Morfologi tanaman kedelai terdiri dari akar, batang, cabang, daun, bunga,
dan polong. Kedelai mempunyai sistem perakaran terdiri dari akar tunggang, akar
sekunder (serabut), dan akar adventif yang tumbuh dari bagian bawah hipokotil.
Pertumbuhan batang kedelai dibedakan menjadi dua macam, yaitu tipe
determinate dan indeterminate.

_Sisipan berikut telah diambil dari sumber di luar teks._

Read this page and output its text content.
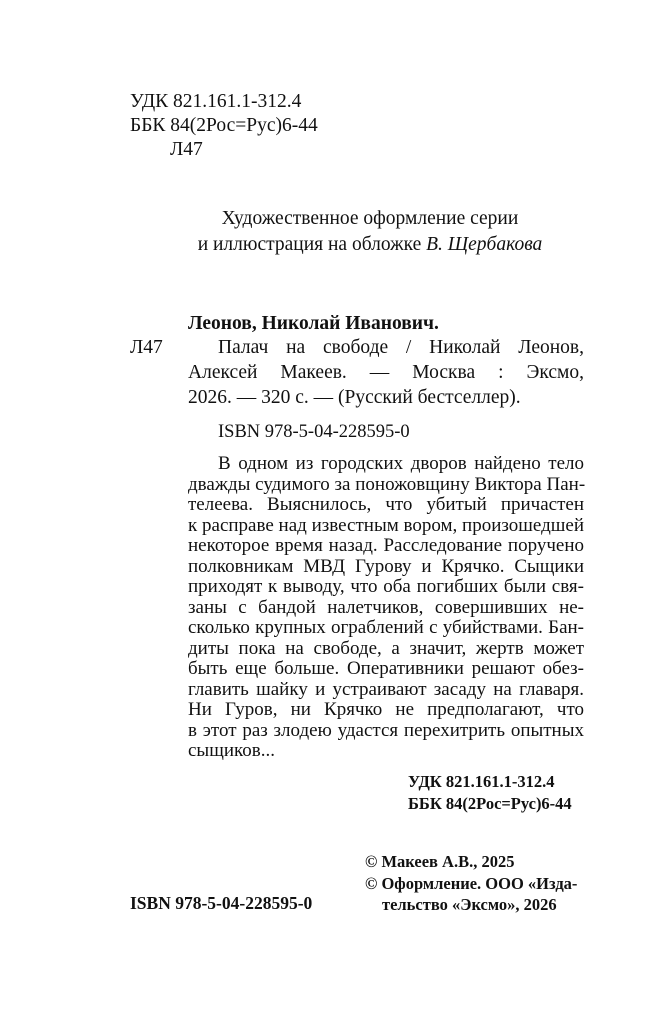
УДК 821.161.1-312.4
ББК 84(2Рос=Рус)6-44
Л47
Художественное оформление серии
и иллюстрация на обложке В. Щербакова
Леонов, Николай Иванович.
Л47	Палач на свободе / Николай Леонов,
Алексей Макеев. — Москва : Эксмо,
2026. — 320 с. — (Русский бестселлер).
ISBN 978-5-04-228595-0
В одном из городских дворов найдено тело
дважды судимого за поножовщину Виктора Пан-
телеева. Выяснилось, что убитый причастен
к расправе над известным вором, произошедшей
некоторое время назад. Расследование поручено
полковникам МВД Гурову и Крячко. Сыщики
приходят к выводу, что оба погибших были свя-
заны с бандой налетчиков, совершивших не-
сколько крупных ограблений с убийствами. Бан-
диты пока на свободе, а значит, жертв может
быть еще больше. Оперативники решают обез-
главить шайку и устраивают засаду на главаря.
Ни Гуров, ни Крячко не предполагают, что
в этот раз злодею удастся перехитрить опытных
сыщиков...
УДК 821.161.1-312.4
ББК 84(2Рос=Рус)6-44
© Макеев А.В., 2025
© Оформление. ООО «Изда-
тельство «Эксмо», 2026
ISBN 978-5-04-228595-0
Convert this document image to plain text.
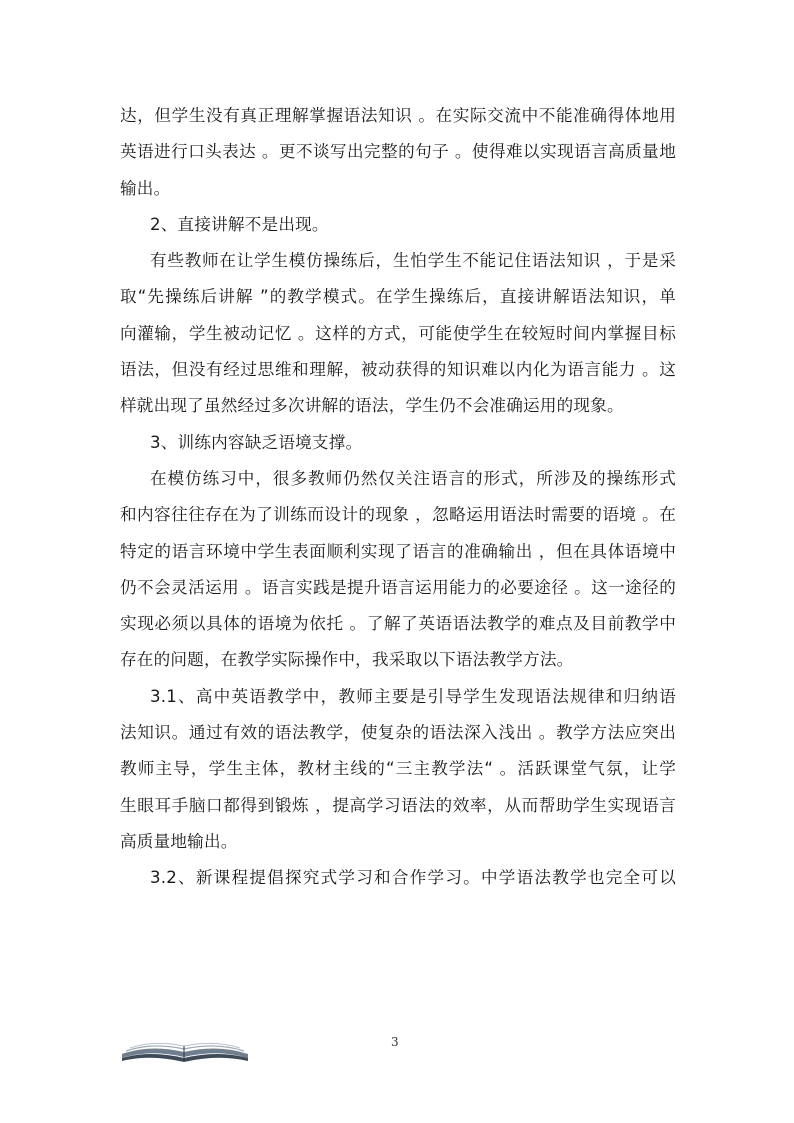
达，但学生没有真正理解掌握语法知识 。在实际交流中不能准确得体地用
英语进行口头表达 。更不谈写出完整的句子 。使得难以实现语言高质量地
输出。
2、直接讲解不是出现。
有些教师在让学生模仿操练后，生怕学生不能记住语法知识 ，于是采
取“先操练后讲解 ”的教学模式。在学生操练后，直接讲解语法知识，单
向灌输，学生被动记忆 。这样的方式，可能使学生在较短时间内掌握目标
语法，但没有经过思维和理解，被动获得的知识难以内化为语言能力 。这
样就出现了虽然经过多次讲解的语法，学生仍不会准确运用的现象。
3、训练内容缺乏语境支撑。
在模仿练习中，很多教师仍然仅关注语言的形式，所涉及的操练形式
和内容往往存在为了训练而设计的现象 ，忽略运用语法时需要的语境 。在
特定的语言环境中学生表面顺利实现了语言的准确输出 ，但在具体语境中
仍不会灵活运用 。语言实践是提升语言运用能力的必要途径 。这一途径的
实现必须以具体的语境为依托 。了解了英语语法教学的难点及目前教学中
存在的问题，在教学实际操作中，我采取以下语法教学方法。
3.1、高中英语教学中，教师主要是引导学生发现语法规律和归纳语
法知识。通过有效的语法教学，使复杂的语法深入浅出 。教学方法应突出
教师主导，学生主体，教材主线的“三主教学法“ 。活跃课堂气氛，让学
生眼耳手脑口都得到锻炼 ，提高学习语法的效率，从而帮助学生实现语言
高质量地输出。
3.2、新课程提倡探究式学习和合作学习。中学语法教学也完全可以
3
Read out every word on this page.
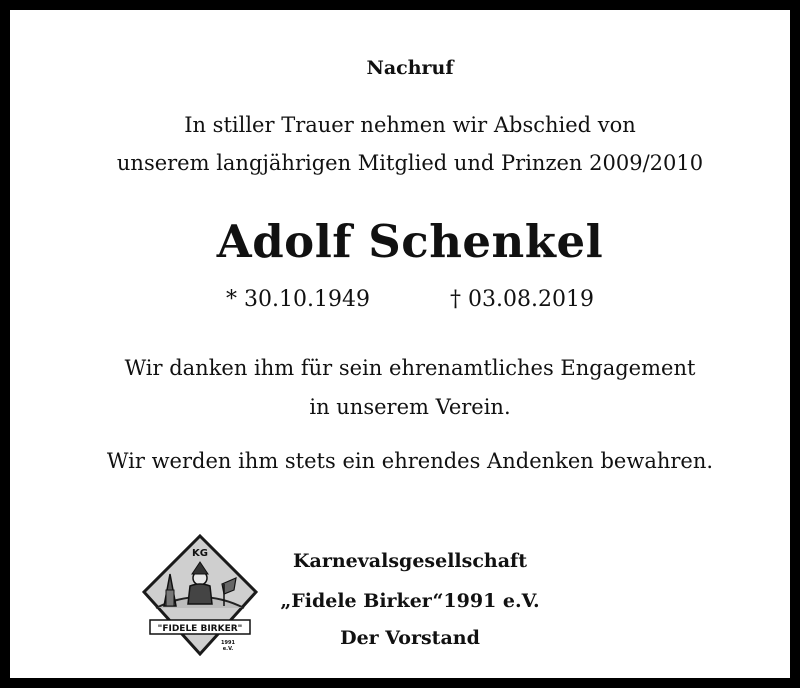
Nachruf
In stiller Trauer nehmen wir Abschied von
unserem langjährigen Mitglied und Prinzen 2009/2010
Adolf Schenkel
* 30.10.1949	† 03.08.2019
Wir danken ihm für sein ehrenamtliches Engagement
in unserem Verein.
Wir werden ihm stets ein ehrendes Andenken bewahren.
KG
"FIDELE BIRKER"
1991
e.V.
Karnevalsgesellschaft
„Fidele Birker“1991 e.V.
Der Vorstand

Selain itu terdapat jenis yang lain yaitu semi
determinate atau semi indeterminate.
Perbedaan sistem pertumbuhan batang ini didasarkan atas keberadaan
bunga pada pucuk batang. Tipe determinate memiliki pertumbuhan dengan batang
yang tidak tumbuh lagi pada saat tanaman mulai berbunga. Hal yang berbeda
ditunjukkan oleh pertumbuhan batang tipe indeterminate yang dicirikan pucuk
batang tanaman masih bisa tumbuh daun, walaupun tanaman sudah mulai
berbunga. Disamping itu, ada varietas hasil persilangan yang mempunyai tipe
batang mirip keduanya (semi determinate atau semi indeterminate) (Adisarwanto
2007).
Kedelai memiliki daun berwarna hijau berbentuk bulat (oval), yang
mempunyai bulu. Panjang bulu bisa mencapai 1 mm dan lebar 0.025 mm
kepadatan bulu berkisar 3-20 buah, varietas Anjasmoro kepadatan bulu
jarang (Adisarwanto 2007). Lebat-tipisnya bulu pada daun kedelai berkait dengan
tingkat toleransi varietas kedelai terhadap serangan jenis hama tertentu (misalnya
hama penggerek batang). Contoh varietas yang berbulu lebat yaitu IAC 100,
sedangkan varietas yang berbulu jarang yaitu Willis, Dieng, Anjasmoro,

4
dan Mahameru (Wiroatmodjo et al. 1990).
Bunga muncul umumnya pada umur antara lima sampai tujuh minggu.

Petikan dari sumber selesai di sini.